This project demonstrates data engineering tasks using basketball data within a Databricks environment. The main goals are to process raw data, cleanse it, and analyze it using SQL to gain insights into player demographics across different teams.
- Databricks Workspace
- PySpark
- SQL
Purpose: Handle initial data processing tasks including reading raw data from a CSV file, performing data cleansing, and writing the cleaned data to a Parquet file.
Import basketball data from a CSV file.
- Rename columns for better readability and consistency.
- Replace blank or null values with appropriate placeholders or default values.
- Add new columns that may be required for further analysis.
- Write the processed data to a Parquet file format for efficient querying and storage.
Purpose: Create a table from the Parquet file generated in the first notebook and perform SQL queries to extract specific insights.

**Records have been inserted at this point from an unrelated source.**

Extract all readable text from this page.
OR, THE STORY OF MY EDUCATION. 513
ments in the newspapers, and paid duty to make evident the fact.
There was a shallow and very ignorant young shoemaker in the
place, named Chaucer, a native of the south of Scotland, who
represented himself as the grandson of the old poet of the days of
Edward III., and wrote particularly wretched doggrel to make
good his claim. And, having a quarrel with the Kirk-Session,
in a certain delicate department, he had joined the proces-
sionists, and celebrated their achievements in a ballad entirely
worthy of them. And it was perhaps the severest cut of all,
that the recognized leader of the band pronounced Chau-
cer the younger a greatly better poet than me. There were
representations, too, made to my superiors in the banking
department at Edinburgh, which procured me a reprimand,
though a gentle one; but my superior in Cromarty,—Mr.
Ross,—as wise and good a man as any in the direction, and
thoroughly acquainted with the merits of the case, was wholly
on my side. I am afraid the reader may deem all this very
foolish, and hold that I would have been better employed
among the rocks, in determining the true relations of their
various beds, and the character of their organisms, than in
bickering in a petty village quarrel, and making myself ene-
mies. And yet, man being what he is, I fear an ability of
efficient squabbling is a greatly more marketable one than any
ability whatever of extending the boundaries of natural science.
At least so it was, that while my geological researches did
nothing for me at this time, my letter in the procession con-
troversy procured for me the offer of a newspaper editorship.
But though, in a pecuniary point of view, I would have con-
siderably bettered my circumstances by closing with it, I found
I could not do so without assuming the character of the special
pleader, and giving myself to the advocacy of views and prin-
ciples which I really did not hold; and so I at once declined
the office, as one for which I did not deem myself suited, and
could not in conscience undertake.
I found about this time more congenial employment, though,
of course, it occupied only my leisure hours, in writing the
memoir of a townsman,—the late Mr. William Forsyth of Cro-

- Create a table in Databricks using the Parquet file as the data source.
- Query 1: View the most aged players from each team.
- Query 2: Display players from each team with a height greater than 6 feet.
- Databricks environment setup
- Required libraries installed (e.g., pandas, pyspark, etc.)
- Access to the basketball CSV data file
- Upload the basketball CSV data file to Databricks.
- Execute the notebook to perform data cleansing and generate the Parquet file.
- Verify the output Parquet file in the Databricks file system.
- Execute the notebook to create a table from the Parquet file.
- Run the provided SQL queries to extract insights and verify the results.